A complaint filed with the Illinois Board of Elections that alleges McHenry County Clerk and Recorder Joe Tirio failed to report an in-kind contribution is likely to be heard before the full board Aug. 21, spokesman Matt Dietrich said.
The complaint, filed by Rachael Lawrence – former treasurer of the Republican Central Committee of McHenry County and a current Algonquin Township board trustee – alleges that Tirio’s campaign committee did not disclose that a $1,200 payment to Tirio’s attorney for a defamation lawsuit against a dark money group known as the Illinois Integrity Fund came from the Republican Central Committee.
This allegation comes in spite of the fact that Tirio said during testimony in a similar complaint filed last year that he would pay his own legal fees in the defamation suit, which Lawrence said may have amounted to perjury.
Lawrence included in her complaint an invoice from Tirio’s attorney, Phil Prossnitz, calling the $1,200 a retainer and saying “to represent Mr. Joseph Tirio in a potential lawsuit against the party or parties responsible for defaming, libeling and slandering the good name of Joseph Tirio during the March 2018 primary in McHenry County.”
She also provided a check for $1,200 that went from the Republican Central Committee to Prossnitz. The check was dated April 10, 2018, and names Prossnitz as the recipient, with “Illinois Integrity Fund” written in the memo line.
To show that he was paying his own legal fees, Tirio provided a redacted cashier’s check to the Northwest Herald showing a payment of $2,000 from his personal account to Prossnitz.
A closed session hearing between both parties and an administrative hearing officer to help determine whether the complaint was made on justifiable grounds was held Friday.
Lawrence said she thought the hearing went well and is hopeful that the administrative hearing officer will make the appropriate decision.
Tirio said he was “very optimistic” after the hearing.
Dietrich said that after a closed session, the hearing officer should make a recommendation to the full board within a few days to give board members an idea on how the merits of the case are being judged.
Barring any scheduling conflicts, Dietrich said Friday’s closed hearing likely will appear as an agenda item at the board’s next monthly meeting Aug. 21.
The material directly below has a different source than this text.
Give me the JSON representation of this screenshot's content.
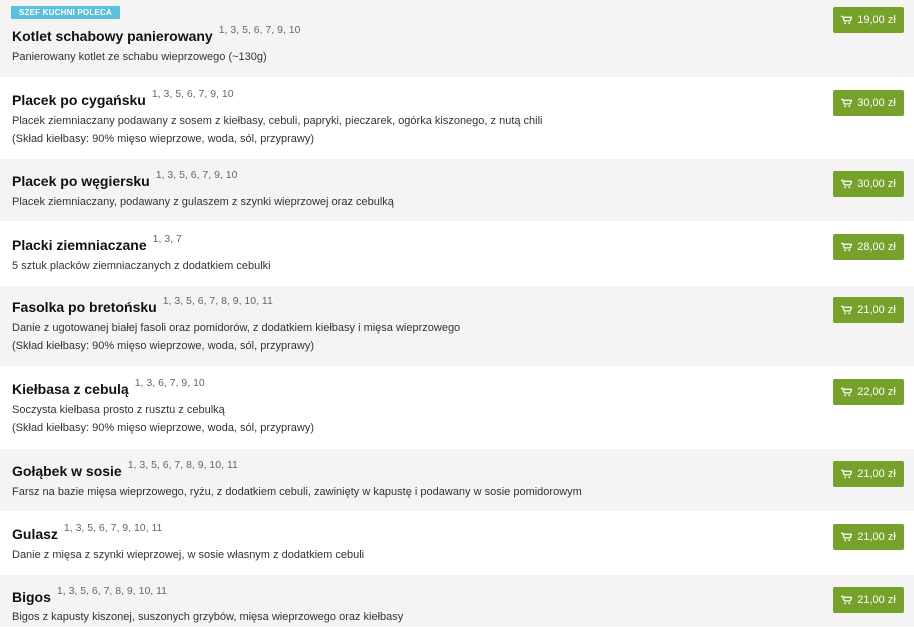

At that point, Dietrich said the board will hear the complaint in closed session, where both the complainant and respondent will have a chance to plead their cases. The board then will decide whether the complaint was filed on justifiable grounds.
If the elections board determines that the complaint was justified, the contents of the closed hearing become public, Dietrich said. The board also may make a recommendation to hold a public hearing about the complaint.
However, Dietrich said the board of elections lacks jurisdiction to perform any kind of enforcement of corrective measures to complaints.
In those cases, Dietrich said, the complainant is advised to consult with the state’s attorney to ensure remedies are enforced.
Ronald Eck Jr. filed similar complaints against Tirio’s campaign committee and the Republican Central Committee, but because they were based on information provided by unidentified people, the allegations were determined not to have been filed on justifiable grounds.